Yakın Doğu Yardım Heyeti’ni “modern insani yardımın doğuşu” olarak niteleyen Keith Watenpaugh, daha önceki dönemlerde kurumsallaşan misyonlara kıyasla, bilimsel ve seküler bir yardım faaliyetinin yürütüldüğünü yazar.10 Uzmanların, ziraatçilerin, eğitimcilerin ve insani yardım kuruluşu üyelerinin hizmet sunduğu bu dönemin seküler olarak okunması mümkün olsa da, Ussama Makdisi yardım kurumlarının kullandığı sekter bilginin de modern olduğunu, böylelikle egemen güçlerin şimdiye dair yargıları ve geleceğe dair tahayyüllerini meşrulaştırmak için tarihi kullandıklarını söyler.11 Nitekim 1923 Ağustos’unda Yakın Doğu Yardım Heyeti’nin fahri sekreteri Frank Ober’ın John D. Rockefeller’a gönderdiği mektupta, insani yardımın Hristiyan kavramları ve misyoner adanmışlığı ile yapıldığını yazar.12 Haritalar ile iktisadi ve istatistiki veriler modern insani yardımı rakamlara dökerken, insani yardım çalışanları işlerini hâlâ Hristiyanlık çerçevesinde tanımlayabilmektedirler. Bununla birlikte, Birinci Dünya Savaşı’nın ardından Gümrü, Syra, Antelias gibi bölgelere yerleşen Yakın Doğu Yardım Heyeti’nin yetimlere yönelik politikalarında özellikle ziraat ve basit inşaat tekniklerinin yer aldığı arşivlerdeki belgelerden izlenebilir (Görsel 7 ve 8). Buna göre, örneğin Gümrü’de yetim çocuklara kendi hanelerini inşa etmeyi öğretmenin ilk adımlarının atıldığı; benzer şekilde Syra’da daha büyük erkek öğrencilerin, her evin kendi sebze bahçesinin olduğu bir model kent kurmasına izin verildiği görülür.13 Devletsiz (stateless) çocukların kendi kendine yetebilmesi ve ektiği toprak üstünde aidiyet kurması, Yakın Doğu Yardım Heyeti’nin bilimselleşen insani yardım pratiklerinin merkezindedir.
Kamp Armen
Amerikan insani yardım faaliyetlerinden kırk sene sonra, İstanbul’da Gedikpaşa Ermeni Protestan Kilisesi, Türkiye’deki Ermeni çocuklar için bir projeyi hayata geçirir.
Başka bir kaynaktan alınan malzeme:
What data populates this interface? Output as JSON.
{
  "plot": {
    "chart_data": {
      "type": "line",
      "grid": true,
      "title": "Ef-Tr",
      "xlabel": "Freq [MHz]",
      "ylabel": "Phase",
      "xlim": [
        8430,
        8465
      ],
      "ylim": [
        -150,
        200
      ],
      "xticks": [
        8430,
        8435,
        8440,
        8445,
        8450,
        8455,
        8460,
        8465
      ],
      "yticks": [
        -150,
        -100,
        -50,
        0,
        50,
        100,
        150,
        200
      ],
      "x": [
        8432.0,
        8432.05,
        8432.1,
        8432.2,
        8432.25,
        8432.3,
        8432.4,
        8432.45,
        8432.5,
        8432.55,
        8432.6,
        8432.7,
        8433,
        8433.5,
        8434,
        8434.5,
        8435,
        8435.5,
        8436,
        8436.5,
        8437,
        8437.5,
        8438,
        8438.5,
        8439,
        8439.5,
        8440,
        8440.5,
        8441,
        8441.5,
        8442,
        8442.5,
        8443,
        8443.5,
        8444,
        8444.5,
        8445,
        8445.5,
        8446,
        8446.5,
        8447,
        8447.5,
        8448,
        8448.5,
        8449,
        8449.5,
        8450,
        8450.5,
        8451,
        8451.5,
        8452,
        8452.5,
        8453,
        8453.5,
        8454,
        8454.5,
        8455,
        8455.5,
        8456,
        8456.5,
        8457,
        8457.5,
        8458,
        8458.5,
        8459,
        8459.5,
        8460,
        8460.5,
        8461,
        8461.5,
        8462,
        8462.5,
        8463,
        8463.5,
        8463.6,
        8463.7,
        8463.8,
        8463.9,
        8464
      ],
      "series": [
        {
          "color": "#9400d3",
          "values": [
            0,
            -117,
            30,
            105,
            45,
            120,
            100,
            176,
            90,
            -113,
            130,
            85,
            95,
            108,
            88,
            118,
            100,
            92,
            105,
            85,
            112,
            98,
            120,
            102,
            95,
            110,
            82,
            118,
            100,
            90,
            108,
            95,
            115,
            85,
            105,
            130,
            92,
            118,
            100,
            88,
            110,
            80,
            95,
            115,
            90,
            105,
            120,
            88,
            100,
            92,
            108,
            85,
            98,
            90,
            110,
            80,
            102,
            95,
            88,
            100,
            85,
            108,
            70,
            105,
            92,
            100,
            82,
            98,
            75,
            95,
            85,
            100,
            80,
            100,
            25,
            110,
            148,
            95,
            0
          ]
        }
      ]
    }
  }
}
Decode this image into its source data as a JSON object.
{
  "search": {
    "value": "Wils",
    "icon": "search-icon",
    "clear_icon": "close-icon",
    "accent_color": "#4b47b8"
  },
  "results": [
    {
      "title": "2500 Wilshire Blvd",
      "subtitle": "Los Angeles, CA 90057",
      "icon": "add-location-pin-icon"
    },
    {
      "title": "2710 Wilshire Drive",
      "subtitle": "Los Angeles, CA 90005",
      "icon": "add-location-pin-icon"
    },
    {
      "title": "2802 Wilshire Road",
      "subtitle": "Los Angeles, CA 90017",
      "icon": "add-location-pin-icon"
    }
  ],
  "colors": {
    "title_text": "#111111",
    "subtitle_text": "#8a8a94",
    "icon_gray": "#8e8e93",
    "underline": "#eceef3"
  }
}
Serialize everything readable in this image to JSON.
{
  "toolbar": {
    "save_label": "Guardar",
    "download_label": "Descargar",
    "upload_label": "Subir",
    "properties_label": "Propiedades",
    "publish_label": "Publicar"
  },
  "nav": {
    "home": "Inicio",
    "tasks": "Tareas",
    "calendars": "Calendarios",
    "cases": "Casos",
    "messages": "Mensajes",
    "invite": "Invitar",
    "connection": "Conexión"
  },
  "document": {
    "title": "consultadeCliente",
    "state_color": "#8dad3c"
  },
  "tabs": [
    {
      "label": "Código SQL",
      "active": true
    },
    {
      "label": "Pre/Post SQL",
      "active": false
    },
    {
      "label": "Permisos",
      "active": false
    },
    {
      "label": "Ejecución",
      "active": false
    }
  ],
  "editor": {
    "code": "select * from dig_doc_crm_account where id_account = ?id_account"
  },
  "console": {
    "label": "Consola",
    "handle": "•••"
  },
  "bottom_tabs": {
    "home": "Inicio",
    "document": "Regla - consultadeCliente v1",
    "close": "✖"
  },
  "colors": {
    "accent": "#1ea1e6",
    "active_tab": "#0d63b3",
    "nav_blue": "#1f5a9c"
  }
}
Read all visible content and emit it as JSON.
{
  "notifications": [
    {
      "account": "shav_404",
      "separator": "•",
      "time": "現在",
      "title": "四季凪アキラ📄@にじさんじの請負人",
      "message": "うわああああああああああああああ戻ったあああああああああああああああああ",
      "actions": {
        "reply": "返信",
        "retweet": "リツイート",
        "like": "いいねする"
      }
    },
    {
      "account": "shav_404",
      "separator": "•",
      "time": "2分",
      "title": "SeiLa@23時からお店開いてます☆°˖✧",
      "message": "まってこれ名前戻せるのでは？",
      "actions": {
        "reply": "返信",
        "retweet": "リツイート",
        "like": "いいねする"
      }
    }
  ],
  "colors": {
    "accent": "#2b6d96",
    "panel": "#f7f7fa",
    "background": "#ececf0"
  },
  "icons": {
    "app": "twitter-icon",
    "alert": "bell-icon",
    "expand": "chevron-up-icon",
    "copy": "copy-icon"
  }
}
Kamp Armen’i anlatmak için misyoner faaliyetlerinden başlayarak savaş sonrası Protestan Kilisesi kaynaklı insani yardım faaliyetlerinin tarihsel izini sürme sebebim, Kamp Armen’in bu tarihin bir parçası olduğunu iddia etmek değil. Aksine, benzer bir gruba yöneltilen ve benzer bir pedagojik formasyon ürettiği öne sürülebilecek bu projenin, hangi açılardan farklı ve önemli olduğunu göstermeyi amaçlıyorum. Ancak 2021’de Lorans Tanatar Baruh’un yönelttiği “Türkiye’deki Ermeni toplumunun büyük çoğunluğu Apostolik iken, Kamp Armen’i neden Protestan Kilisesi yaptırmış?” sorusu, beni Protestan yardım faaliyetlerinin, pedagojisinin, eğitim kampüslerinin izini sürmeye itti. Bu bağlamda insani yardım pratiklerinin misyon faaliyetleriyle ilişkili geliştiğini, ancak Kamp Armen’in bilhassa ABD’nin ana aktör olduğu emperyal pratiklerden de tamamen ayrıştığını vurgulamayı çok önemli buluyorum.
Dekolonizasyon kuramı, kolonyal bağlamların yanı sıra, egemen gücün karşısında bir varoluş sergileyen tüm baskılanmış toplulukların direniş pratiği olarak karşımıza çıkar. Bilhassa Latin Amerika ve Afrika örneklerinden yola çıkarak bu kuramı oluşturanlardan Walter Mignolo, kendisini evrensel ilan eden dünyanın içinde dekolonyal düşüncenin karşı bir çoğulculuk inşa ettiğini anlatır.14 Öyleyse dekolonyalite, aynılaştıran egemen düşüncenin ve kültür emperyalizminden doğan mezhep tabanlı insani yardım pratiğinin karşısında bir “aksi durum” yaratır. Bu bağlamda Kamp Armen, mimari, pedagojik ve çevresel inşası ile bir aksi durumdur. Bu sebeple Kamp Armen’i hem bir umut eylemi hem de inşa ettiği yapı ve pedagoji açısından dekolonyal bir kurum olarak nitelendirmeyi doğru buluyorum.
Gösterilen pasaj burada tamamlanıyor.